RTP: Audio and Video for the Internet

2017-07-07 02:10:07

At the time of this writing, there are no standards for congestion control of audio/video streams on the Internet. It is possible either to use TCP directly or to emulate its behavior, as discussed in the next section, TCP-Like Rate Control, although mimicking TCP has various problems in practice. There is also work in progress in the IETF to define a standard for TCP-friendly rate control (see the section titled TCP-Friendly Rate Control) that will likely be more suitable for unicast multimedia applications. The state of the art for multicast congestion control is less clear, but the layered coding techniques discussed later in this chapter have, perhaps, the most promise.

TCP-Like Rate Control

The obvious congestion control technique for audio/video applications is either to use TCP or to emulate the TCP congestion control algorithm.

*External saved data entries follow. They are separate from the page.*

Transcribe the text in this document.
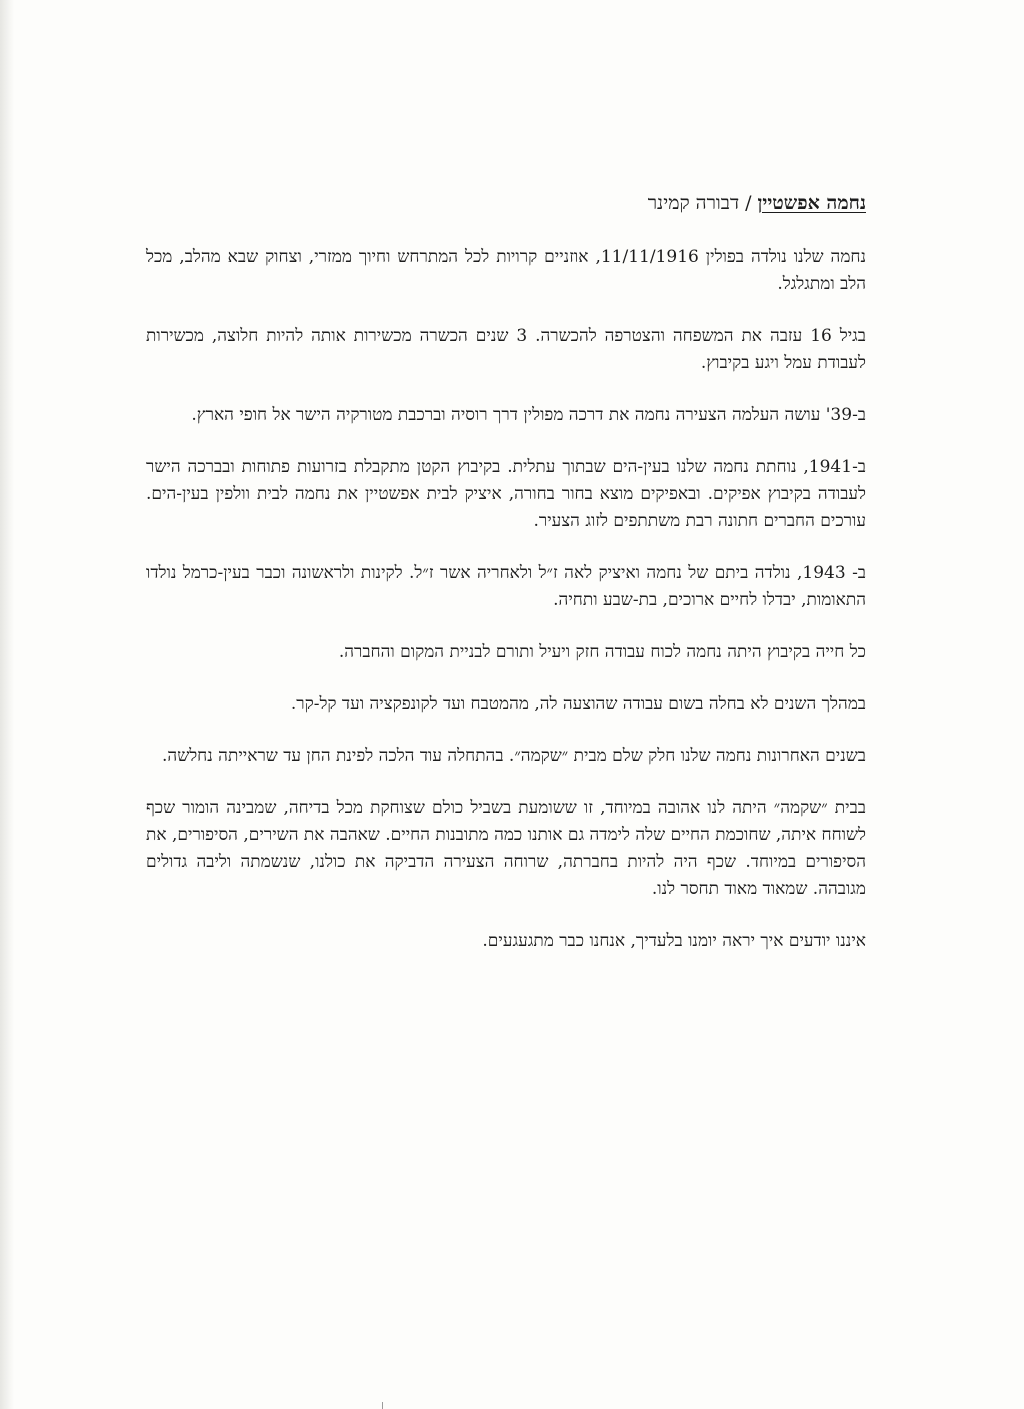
נחמה אפשטיין/דבורה קמינר

נחמה שלנו נולדה בפולין 11/11/1916, אוזניים קרויות לכל המתרחש וחיוך ממזרי, וצחוק שבא מהלב, מכל הלב ומתגלגל.

בגיל 16 עזבה את המשפחה והצטרפה להכשרה. 3 שנים הכשרה מכשירות אותה להיות חלוצה, מכשירות לעבודת עמל ויגע בקיבוץ.

ב-39' עושה העלמה הצעירה נחמה את דרכה מפולין דרך רוסיה וברכבת מטורקיה הישר אל חופי הארץ.

ב-1941, נוחתת נחמה שלנו בעין-הים שבתוך עתלית. בקיבוץ הקטן מתקבלת בזרועות פתוחות ובברכה הישר לעבודה בקיבוץ אפיקים. ובאפיקים מוצא בחור בחורה, איציק לבית אפשטיין את נחמה לבית וולפין בעין-הים. עורכים החברים חתונה רבת משתתפים לזוג הצעיר.

ב- 1943, נולדה ביתם של נחמה ואיציק לאה ז״ל ולאחריה אשר ז״ל. לקינות ולראשונה וכבר בעין-כרמל נולדו התאומות, יבדלו לחיים ארוכים, בת-שבע ותחיה.

כל חייה בקיבוץ היתה נחמה לכוח עבודה חזק ויעיל ותורם לבניית המקום והחברה.

במהלך השנים לא בחלה בשום עבודה שהוצעה לה, מהמטבח ועד לקונפקציה ועד קל-קר.

בשנים האחרונות נחמה שלנו חלק שלם מבית ״שקמה״. בהתחלה עוד הלכה לפינת החן עד שראייתה נחלשה.

בבית ״שקמה״ היתה לנו אהובה במיוחד, זו ששומעת בשביל כולם שצוחקת מכל בדיחה, שמבינה הומור שכף לשוחח איתה, שחוכמת החיים שלה לימדה גם אותנו כמה מתובנות החיים. שאהבה את השירים, הסיפורים, את הסיפורים במיוחד. שכף היה להיות בחברתה, שרוחה הצעירה הדביקה את כולנו, שנשמתה וליבה גדולים מגובהה. שמאוד מאוד תחסר לנו.

איננו יודעים איך יראה יומנו בלעדיך, אנחנו כבר מתגעגעים.
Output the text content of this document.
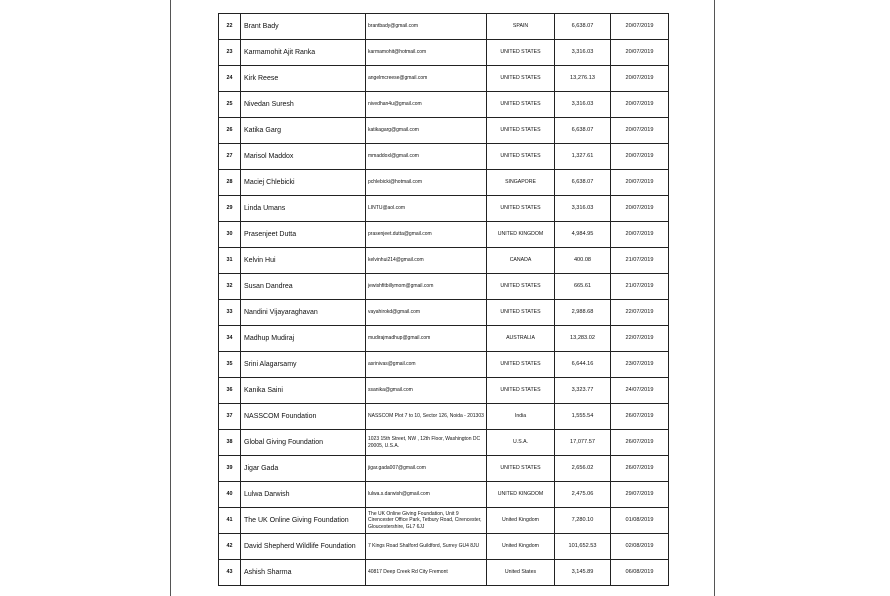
22	Brant Bady	brantbady@gmail.com	SPAIN	6,638.07	20/07/2019
23	Karmamohit Ajit Ranka	karmamohit@hotmail.com	UNITED STATES	3,316.03	20/07/2019
24	Kirk Reese	angelmcreese@gmail.com	UNITED STATES	13,276.13	20/07/2019
25	Nivedan Suresh	nivedhan4u@gmail.com	UNITED STATES	3,316.03	20/07/2019
26	Katika Garg	katikagarg@gmail.com	UNITED STATES	6,638.07	20/07/2019
27	Marisol Maddox	mmaddoxl@gmail.com	UNITED STATES	1,327.61	20/07/2019
28	Maciej Chlebicki	pchlebicki@hotmail.com	SINGAPORE	6,638.07	20/07/2019
29	Linda Umans	LINTU@aol.com	UNITED STATES	3,316.03	20/07/2019
30	Prasenjeet Dutta	prasenjeet.dutta@gmail.com	UNITED KINGDOM	4,984.95	20/07/2019
31	Kelvin Hui	kelvinhui214@gmail.com	CANADA	400.08	21/07/2019
32	Susan Dandrea	jewishfitbillymom@gmail.com	UNITED STATES	665.61	21/07/2019
33	Nandini Vijayaraghavan	vayahirokd@gmail.com	UNITED STATES	2,988.68	22/07/2019
34	Madhup Mudiraj	mudirajmadhup@gmail.com	AUSTRALIA	13,283.02	22/07/2019
35	Srini Alagarsamy	asrinivas@gmail.com	UNITED STATES	6,644.16	23/07/2019
36	Kanika Saini	ssanika@gmail.com	UNITED STATES	3,323.77	24/07/2019
37	NASSCOM Foundation	NASSCOM Plot 7 to 10, Sector 126, Noida - 201303	India	1,555.54	26/07/2019
38	Global Giving Foundation	1023 15th Street, NW , 12th Floor, Washington DC 20005, U.S.A.	U.S.A.	17,077.57	26/07/2019
39	Jigar Gada	jigar.gada007@gmail.com	UNITED STATES	2,656.02	26/07/2019
40	Lulwa Darwish	lulwa.s.darwish@gmail.com	UNITED KINGDOM	2,475.06	29/07/2019
41	The UK Online Giving Foundation	The UK Online Giving Foundation, Unit 9 Cirencester Office Park, Tetbury Road, Cirencester, Gloucestershire, GL7 6JJ	United Kingdom	7,280.10	01/08/2019
42	David Shepherd Wildlife Foundation	7 Kings Road Shalford Guildford, Surrey GU4 8JU	United Kingdom	101,652.53	02/08/2019
43	Ashish Sharma	40817 Deep Creek Rd City Fremont	United States	3,145.89	06/08/2019
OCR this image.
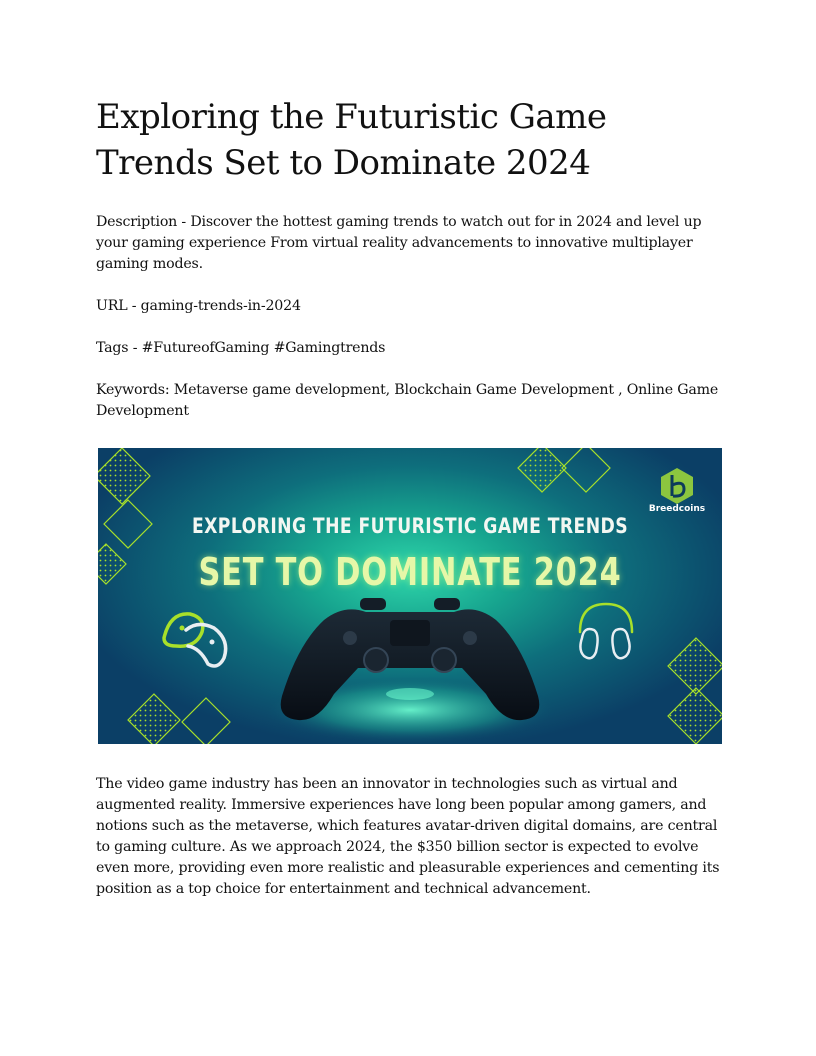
Exploring the Futuristic Game Trends Set to Dominate 2024

Description - Discover the hottest gaming trends to watch out for in 2024 and level up your gaming experience From virtual reality advancements to innovative multiplayer gaming modes.

URL - gaming-trends-in-2024

Tags - #FutureofGaming #Gamingtrends

Keywords: Metaverse game development, Blockchain Game Development , Online Game Development

EXPLORING THE FUTURISTIC GAME TRENDS
SET TO DOMINATE 2024
Breedcoins

The video game industry has been an innovator in technologies such as virtual and augmented reality. Immersive experiences have long been popular among gamers, and notions such as the metaverse, which features avatar-driven digital domains, are central to gaming culture. As we approach 2024, the $350 billion sector is expected to evolve even more, providing even more realistic and pleasurable experiences and cementing its position as a top choice for entertainment and technical advancement.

As discussed in Chapter 2, Voice and Video Communication over Packet Networks, TCP has several properties that make it unsuitable for real-time applications, in particular the emphasis on reliability over timeliness. Nevertheless, some multimedia applications do use TCP, and an RTP-over-TCP encapsulation is defined for use with RTSP (Real-Time Streaming Protocol). ¹⁴

Instead of using TCP directly, it might also be possible to emulate the congestion control algorithm of TCP without the reliability mechanisms. Although no standards exist yet, there have been several attempts to produce such a protocol, with perhaps the most complete being the Rate Adaptation Protocol (RAP), by Rejaie et al. ⁹⁹ Much like TCP, a RAP source sends data packets containing sequence numbers , which are acknowledged by the receiver. Using the acknowledgment feedback from the receiver, a sender can detect loss and maintain a smoothed average of the round-trip time.

A RAP sender adjusts its transmission rate using an additive-increase, multiplicative-decrease (AIMD) algorithm, in much the same manner as a TCP sender, although since it is rate-based, it exhibits somewhat smoother variation than TCP. Unlike TCP, the congestion control in RAP is separate from the reliability mechanisms. When loss is detected , a RAP sender must reduce its transmission rate but is under no obligation to resend the lost packet. Indeed, the most likely response would be to adapt the codec output to match the new rate and continue without recovering the lost data.

Protocols, like RAP, that emulate ”to some degree ”the behavior of TCP congestion control exhibit behavior that is most fair to existing traffic. They also give an application more flexibility than it would have with standard TCP, allowing it to send data in any order or format desired, rather than being stuck with the reliable, in-order delivery provided by TCP.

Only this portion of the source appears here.